Not a Real Free Market Solution

It is a myth that conservation easements represent a “free market solution”—as contrasted to the “top-down, command and control” approach supposedly represented by regulation. The lion’s share of the funding for easements, whether in the form of direct public outlays, tax expenditures for donations of interests in land, or favorable tax treatment of charitable funds generally, comes out of the pocket of the taxpayer. In reality, “big government” is just as much involved in conservation when federal and state financial outlays are at issue as with regulations. A “real” market solution would involve individual companies and citizens spending their own financial resources in pursuit of their own self-interest; lobbying government to spend more money on conservation, whatever else can be said about it, is not a “free market” strategy.

The Ineffectiveness of Voluntary Action

The most fundamental problem with voluntary conservation easements is that they are voluntary. The basic challenge in environmental policy-making is how to deal with the “hold out”—the individual or firm who, for selfish or misguided reasons, would prefer not to join in community efforts to protect the environment for the benefit of all. From an economic standpoint, of course, the hold out is a perfectly rational actor, because each of us would benefit the most from environmental protection efforts if everybody else sacrificed for the common good while we were exempt from such obligations. The traditional solution to the hold out problem, of course, has been to mandate participation by all, as we do in dealing with air pollution or water pollution, for example. Likewise with land, the United States cannot hope to control the adverse consequences of bad land use in an effective, comprehensive fashion if good land use is treated as a purely voluntary action.

The problem with “voluntariness” goes even deeper, because—everything else being equal—those willing to make voluntary contributions to the achievement of conservation goals are likely to be those who think they will be burdened the least by making such contributions. In other words, those most likely to sell or donate conservation easements are those least likely to change land uses in the foreseeable future; conversely, those most likely to change land uses in the near future will be least likely to volunteer. In this sense, the voluntary nature of conservation easements means that conservation effort is effectively skewed and seriously misdirected.

Unfair Windfalls for Property Owners

Conservation easements also raise the very real risk that they will be unfair—in the sense that the public will end up paying more than they ought to pay for the interests offered by sellers. Under a traditional land use regulatory program, each individual owner bears the burden of having to comply with a regulation, but generally receives a countervailing benefit—often a significant benefit—based on her neighbors’ compliance with the same or similar regulations. By contrast, under a compensated easement approach, individual owners may receive a windfall because they will be paid to sell an interest in their property AND may simultaneously benefit from the buying up of the same interests from their neighbors.

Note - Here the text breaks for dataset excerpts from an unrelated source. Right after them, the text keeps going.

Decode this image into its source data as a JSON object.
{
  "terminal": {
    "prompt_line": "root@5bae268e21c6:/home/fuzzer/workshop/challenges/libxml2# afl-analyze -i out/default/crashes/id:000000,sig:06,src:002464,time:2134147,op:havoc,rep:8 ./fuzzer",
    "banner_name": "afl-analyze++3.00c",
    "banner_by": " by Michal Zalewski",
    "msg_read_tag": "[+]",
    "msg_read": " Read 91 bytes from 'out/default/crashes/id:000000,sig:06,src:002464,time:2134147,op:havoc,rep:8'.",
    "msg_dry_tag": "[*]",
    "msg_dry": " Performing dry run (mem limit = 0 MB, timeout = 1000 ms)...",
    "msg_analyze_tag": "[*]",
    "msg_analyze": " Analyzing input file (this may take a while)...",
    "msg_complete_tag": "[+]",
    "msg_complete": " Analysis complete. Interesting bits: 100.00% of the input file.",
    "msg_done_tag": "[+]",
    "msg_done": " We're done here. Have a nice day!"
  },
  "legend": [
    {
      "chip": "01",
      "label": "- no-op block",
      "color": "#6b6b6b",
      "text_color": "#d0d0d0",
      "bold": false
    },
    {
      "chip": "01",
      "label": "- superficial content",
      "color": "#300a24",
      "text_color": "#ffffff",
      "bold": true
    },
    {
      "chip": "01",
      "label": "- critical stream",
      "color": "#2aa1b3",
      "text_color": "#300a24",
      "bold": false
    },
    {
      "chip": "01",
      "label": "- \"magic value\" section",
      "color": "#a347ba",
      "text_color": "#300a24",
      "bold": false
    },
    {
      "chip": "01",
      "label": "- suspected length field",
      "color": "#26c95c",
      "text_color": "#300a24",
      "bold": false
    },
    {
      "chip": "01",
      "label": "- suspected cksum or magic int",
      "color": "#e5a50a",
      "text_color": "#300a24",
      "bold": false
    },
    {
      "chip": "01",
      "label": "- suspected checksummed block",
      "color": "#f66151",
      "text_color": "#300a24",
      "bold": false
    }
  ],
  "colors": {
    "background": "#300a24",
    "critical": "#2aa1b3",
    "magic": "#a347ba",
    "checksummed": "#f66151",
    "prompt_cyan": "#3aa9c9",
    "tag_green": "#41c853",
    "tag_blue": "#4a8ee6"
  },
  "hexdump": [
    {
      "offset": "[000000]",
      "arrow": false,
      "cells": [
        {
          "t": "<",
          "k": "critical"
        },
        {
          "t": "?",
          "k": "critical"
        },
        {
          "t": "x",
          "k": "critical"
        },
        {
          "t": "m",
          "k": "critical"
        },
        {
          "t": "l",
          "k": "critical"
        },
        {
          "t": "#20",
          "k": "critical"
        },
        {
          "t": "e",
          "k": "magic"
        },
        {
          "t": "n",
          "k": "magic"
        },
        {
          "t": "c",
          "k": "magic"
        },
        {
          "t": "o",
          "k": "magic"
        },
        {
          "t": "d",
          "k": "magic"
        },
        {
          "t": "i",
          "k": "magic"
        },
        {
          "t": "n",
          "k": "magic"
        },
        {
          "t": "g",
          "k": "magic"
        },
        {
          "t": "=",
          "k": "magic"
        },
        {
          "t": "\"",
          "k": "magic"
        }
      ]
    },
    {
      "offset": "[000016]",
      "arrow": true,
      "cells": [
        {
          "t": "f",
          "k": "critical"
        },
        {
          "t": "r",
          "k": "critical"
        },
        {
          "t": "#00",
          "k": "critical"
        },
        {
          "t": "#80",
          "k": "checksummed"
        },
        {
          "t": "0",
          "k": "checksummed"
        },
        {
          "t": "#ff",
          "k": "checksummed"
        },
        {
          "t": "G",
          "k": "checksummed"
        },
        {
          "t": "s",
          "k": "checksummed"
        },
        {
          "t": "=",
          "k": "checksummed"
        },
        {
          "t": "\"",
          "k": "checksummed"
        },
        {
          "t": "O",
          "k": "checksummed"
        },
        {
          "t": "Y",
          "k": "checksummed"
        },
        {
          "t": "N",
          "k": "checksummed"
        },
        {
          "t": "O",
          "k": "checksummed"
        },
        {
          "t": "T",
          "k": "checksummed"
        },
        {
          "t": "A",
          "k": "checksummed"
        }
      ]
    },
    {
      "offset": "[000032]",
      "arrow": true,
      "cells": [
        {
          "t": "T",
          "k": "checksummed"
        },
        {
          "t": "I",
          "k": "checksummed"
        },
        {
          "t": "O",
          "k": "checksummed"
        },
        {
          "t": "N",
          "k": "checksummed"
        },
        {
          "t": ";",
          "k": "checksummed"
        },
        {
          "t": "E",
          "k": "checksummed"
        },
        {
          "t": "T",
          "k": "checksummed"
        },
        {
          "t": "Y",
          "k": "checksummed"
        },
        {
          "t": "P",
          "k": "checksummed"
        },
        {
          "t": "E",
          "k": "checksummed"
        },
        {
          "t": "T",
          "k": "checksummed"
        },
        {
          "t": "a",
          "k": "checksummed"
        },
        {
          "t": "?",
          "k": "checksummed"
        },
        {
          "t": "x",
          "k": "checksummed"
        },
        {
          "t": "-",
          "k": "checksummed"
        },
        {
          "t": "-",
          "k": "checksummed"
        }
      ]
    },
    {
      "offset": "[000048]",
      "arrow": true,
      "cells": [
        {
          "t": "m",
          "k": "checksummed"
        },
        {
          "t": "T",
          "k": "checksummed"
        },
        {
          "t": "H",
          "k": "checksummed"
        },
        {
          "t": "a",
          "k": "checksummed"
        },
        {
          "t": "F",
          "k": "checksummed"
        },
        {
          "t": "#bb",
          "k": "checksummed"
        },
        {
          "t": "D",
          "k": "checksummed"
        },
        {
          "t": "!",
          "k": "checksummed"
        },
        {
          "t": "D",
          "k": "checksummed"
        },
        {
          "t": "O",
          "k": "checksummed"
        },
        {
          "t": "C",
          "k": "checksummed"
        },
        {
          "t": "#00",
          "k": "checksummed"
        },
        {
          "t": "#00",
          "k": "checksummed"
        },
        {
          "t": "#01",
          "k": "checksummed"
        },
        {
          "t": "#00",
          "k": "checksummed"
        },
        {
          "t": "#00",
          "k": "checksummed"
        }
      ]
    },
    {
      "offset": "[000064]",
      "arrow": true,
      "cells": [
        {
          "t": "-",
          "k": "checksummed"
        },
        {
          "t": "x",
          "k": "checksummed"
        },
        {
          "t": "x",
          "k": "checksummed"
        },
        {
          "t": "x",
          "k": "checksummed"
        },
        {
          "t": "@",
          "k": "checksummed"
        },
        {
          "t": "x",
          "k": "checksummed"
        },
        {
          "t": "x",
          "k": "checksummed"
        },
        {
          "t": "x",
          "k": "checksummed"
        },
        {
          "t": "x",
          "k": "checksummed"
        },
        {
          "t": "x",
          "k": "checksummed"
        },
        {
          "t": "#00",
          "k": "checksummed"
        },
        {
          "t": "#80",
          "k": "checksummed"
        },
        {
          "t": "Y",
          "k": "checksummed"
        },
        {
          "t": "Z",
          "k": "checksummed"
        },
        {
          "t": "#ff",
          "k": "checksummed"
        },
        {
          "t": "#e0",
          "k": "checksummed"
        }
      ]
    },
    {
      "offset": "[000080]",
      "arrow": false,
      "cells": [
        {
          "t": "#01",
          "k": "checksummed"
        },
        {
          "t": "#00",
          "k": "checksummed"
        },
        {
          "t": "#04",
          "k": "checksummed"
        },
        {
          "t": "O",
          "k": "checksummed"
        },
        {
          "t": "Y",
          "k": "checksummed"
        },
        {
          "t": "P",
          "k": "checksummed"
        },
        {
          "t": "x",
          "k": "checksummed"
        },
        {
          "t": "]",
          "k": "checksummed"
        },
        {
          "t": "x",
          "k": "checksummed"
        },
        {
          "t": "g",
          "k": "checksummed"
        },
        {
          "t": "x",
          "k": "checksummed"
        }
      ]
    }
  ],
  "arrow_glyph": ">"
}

This potential inequality is exacerbated by the inherent difficulty of valuing conservation easements, many of which are customized arrangements whose value cannot be determined by inspecting ordinary real estate market data. There is also a risk of unfairness in the fact that all those most directly interested in public acquisition of an easement—from the land owner, to the intermediary conservation group, to the local politician championing a conservation deal—have little if any incentive to economize in the use of taxpayer dollars. When a landowner is making an easement donation in exchange for a federal tax deduction (as opposed to making an outright sale), the risk of overpayment should theoretically be less because the tax benefit is designed to cover only a fraction of the easement’s value. The inability of the IRS to effectively track land donations, however, invites abuse and overpayments in this context as well. Tax-favored donations of facade easements in historic districts are only the most flagrant example of windfall payments to property owners at public expense.

The Democracy Deficit

In practice, reliance on conservation easements tends to privatize important public decisions about land use within a community that arguably should be made in an open process through democratic procedures. In the case of donations of land in exchange for tax benefits, the only parties to the conservation decision are, typically, the landowner donor and the charitable organization that will hold the easement. Even when easements are purchased outright with public funds, there is often little in the way of public debate. This is especially true when the negotiations over price and other aspects of the transaction have been conducted behind closed doors.

The Myth of Permanence

The “democracy deficit” leads to a discussion of the chief asserted benefit of conservation easements: namely, that they succeed in achieving “permanent” conservation solutions by transferring legal land titles to a non-profit organization or government conservation trust. This benefit, proponents claim, eliminates the possibility of political officials reversing the conservation decision in the future. While relative permanence is undoubtedly a point in favor of conservation easements, at least from a purely conservationist standpoint, permanence itself can be problematic. Social, economic, and even ecological conditions and priorities will change over time, meaning that some of today’s conservation decisions will appear misguided in the future. Adaptive conservation, rather than permanent conservation, is arguably better suited to a changing world. In addition, by what right, one might ask, does the current generation seek to limit choices available to future generations?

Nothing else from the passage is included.